The panel that followed, moderated by Chief Burke, was a lineup of powerhouse voices in our industry, speaking candidly on the issue of location accuracy for Public Safety. Leaders including Charles Guddemi (DC SWIC), Chief David Povlitz (Arlington County Fire), Adam Eldert (Fairfax County IT), and Walt Kaplan (Alexandria PSC) spoke openly about what they’re facing in the field: the gaps they encounter, the tools they rely on, the places technology succeeds, and the places it falls short. Again and again, the theme resurfaced: inaccurate or missing location data doesn’t just slow the mission. It jeopardizes it.

Across every discussion, from the technical deep dives to the operational panel, to Assistant Chief Tracey Reed’s closing remarks, the message was unmistakable: public safety must speak with one voice. We need unified, urgent advocacy for standards, interoperability, funding, and regulations that bring accurate, reliable 3D location capabilities to every responder, every PSAP, and every jurisdiction.

All of the participants at the summit are making tremendous progress, but we cannot drive this alone. I thank Fairfax County Fire and Chief Butler for giving the public safety community the platform for this discussion. We in the industry can build the solutions. Researchers can evaluate those solutions. Federal partners can set policy frameworks. But only public safety can articulate what must change and what’s at stake if we fail to act.

The good news is momentum is growing. FCC Chairman Brendan Carr became the first chairman to issue a Notice of Inquiry on PNT resiliency, acknowledging what responders have known for years: “Continuing to rely so heavily on one system leaves us exposed.” He’s right. We cannot continue placing our emergency response ecosystem and the people it protects on a single point of failure.

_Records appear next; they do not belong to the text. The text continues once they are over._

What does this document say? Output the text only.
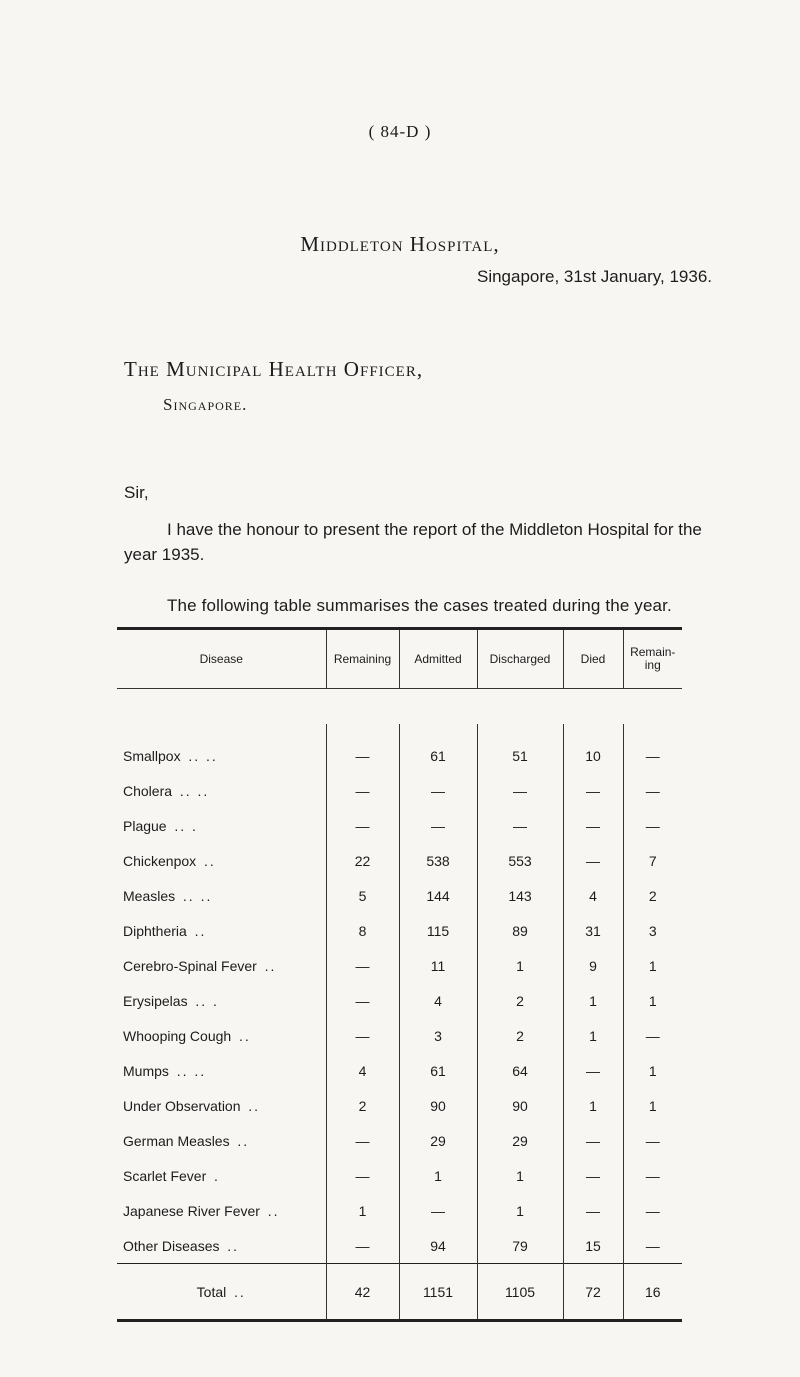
( 84-D )
Middleton Hospital,
Singapore, 31st January, 1936.
The Municipal Health Officer,
Singapore.
Sir,
I have the honour to present the report of the Middleton Hospital for the year 1935.
The following table summarises the cases treated during the year.
Disease	Remaining	Admitted	Discharged	Died	Remain- ing

Smallpox .. ..	—	61	51	10	—
Cholera .. ..	—	—	—	—	—
Plague .. .	—	—	—	—	—
Chickenpox ..	22	538	553	—	7
Measles .. ..	5	144	143	4	2
Diphtheria ..	8	115	89	31	3
Cerebro-Spinal Fever ..	—	11	1	9	1
Erysipelas .. .	—	4	2	1	1
Whooping Cough ..	—	3	2	1	—
Mumps .. ..	4	61	64	—	1
Under Observation ..	2	90	90	1	1
German Measles ..	—	29	29	—	—
Scarlet Fever .	—	1	1	—	—
Japanese River Fever ..	1	—	1	—	—
Other Diseases ..	—	94	79	15	—
Total ..	42	1151	1105	72	16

At NextNav, our history is rooted in serving this community. This mission and expertise is why I joined the team 4 years ago. Our work on 3D location and backup timing wasn’t born from a petition. We’ve dedicated years to building a solution that works in the real world — across networks, across devices, indoors and out — and to collaborating with partners across this ecosystem who rely on z-axis and location data every day.

To the public safety leaders who participated, I want to say thank you. Your voices carry weight. Your experiences cut through noise and bureaucracy. Your willingness to share failures and vulnerabilities is what drives meaningful change. As the clips and photos in this blog will show, your unity in Fairfax sent a powerful signal: the time for action is now.

But this can’t be a one-day conversation. It has to be a turning point. We’re looking forward to continuing this discussion at IAFC’s Technology Summit International (TSI) next month and the team is ready to talk: https://nextnav.com/tsi-2025/

After what I witnessed at this summit, I believe this community is ready and I’m honored to be part of the work ahead.